Cost – £0 if I do my own photography
7. Add a mailing list
Once I’ve got people to my website, I’d be mad not to stay in touch with them using a mailing list. I’d offer them an incentive to sign up (discount voucher or e-book) and make sure I signed nobody up without their permission. MailChimp is a pretty good email service and it’s free to send up to 2000 emails a month. Personally, I switched over to Aweber because it has a few features that MailChimp doesn’t, but both are good.
Cost- starting from £0 if you use Mailchimp
8. Check systems are in place
Before I launch I’d want to make sure I had systems in place to process orders efficiently. Is my stock stored so I can find it easily? Do I have a supply of packing materials? Have I bought stock or will I be drop-shipping? How can I be sure my suppliers can cope with demand?
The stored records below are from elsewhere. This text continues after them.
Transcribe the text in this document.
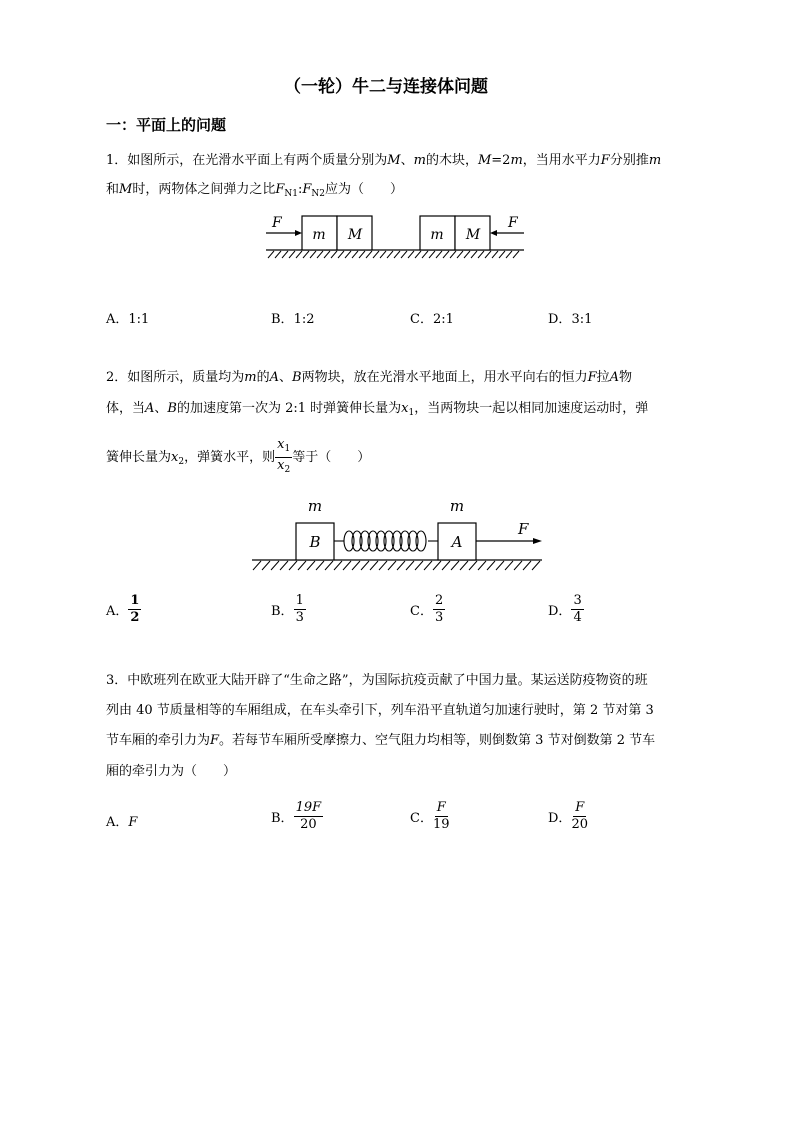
（一轮）牛二与连接体问题
一：平面上的问题
1．如图所示，在光滑水平面上有两个质量分别为M、m的木块，M=2m，当用水平力F分别推m
和M时，两物体之间弹力之比$F_{N1}:F_{N2}$应为（　　）
m M
F
m M
F
A．1:1	B．1:2	C．2:1	D．3:1
2．如图所示，质量均为m的A、B两物块，放在光滑水平地面上，用水平向右的恒力F拉A物
体，当A、B的加速度第一次为 2:1 时弹簧伸长量为$x_1$，当两物块一起以相同加速度运动时，弹
簧伸长量为$x_2$，弹簧水平，则 $\frac{x_1}{x_2}$ 等于（　　）
B
m
A
m
F
A． $\frac{1}{2}$	B． $\frac{1}{3}$	C． $\frac{2}{3}$	D． $\frac{3}{4}$
3．中欧班列在欧亚大陆开辟了“生命之路”，为国际抗疫贡献了中国力量。某运送防疫物资的班
列由 40 节质量相等的车厢组成，在车头牵引下，列车沿平直轨道匀加速行驶时，第 2 节对第 3
节车厢的牵引力为F。若每节车厢所受摩擦力、空气阻力均相等，则倒数第 3 节对倒数第 2 节车
厢的牵引力为（　　）
A．F	B． $\frac{19F}{20}$	C． $\frac{F}{19}$	D． $\frac{F}{20}$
Cost – depends on how much stock/packaging you buy and whether you’re buying wholesale or drop-shipping
9. Start promoting
Well, carry on promoting, actually! I’d keep my Facebook and Twitter followers updated on my progress and offer them a special deal if they buy on the launch day. I’d start to blog about my new business before I launched so the search engines can start to pick up the fresh content on my website (again, using my keywords in a natural way). I’d also start contributing to internet forums where my target audience hang out – ideally including my web address in my signature (but check the rules of the forum to be sure). I’d even send a press release to my local newspapers and any other publication that might be interested in my story. On launch day I’d tell everyone I could possibly think of that it was happening and splash a big ‘Launching today!’ sign on my homepage.
Then I’d carry on promoting my website a little each day – blogging, contributing to forums, updating Twitter and Facebook, possibly LinkedIn and Pinterest. I’d definitely consider YouTube too.
Cost – £0
If that sounds a lot of work the great news is that you can spread it over months, doing a little work here and there in your spare time. Plus it’s nothing compared to the work and money you’d need to invest in a bricks-and-mortar shop, so it’s a fantastic opportunity.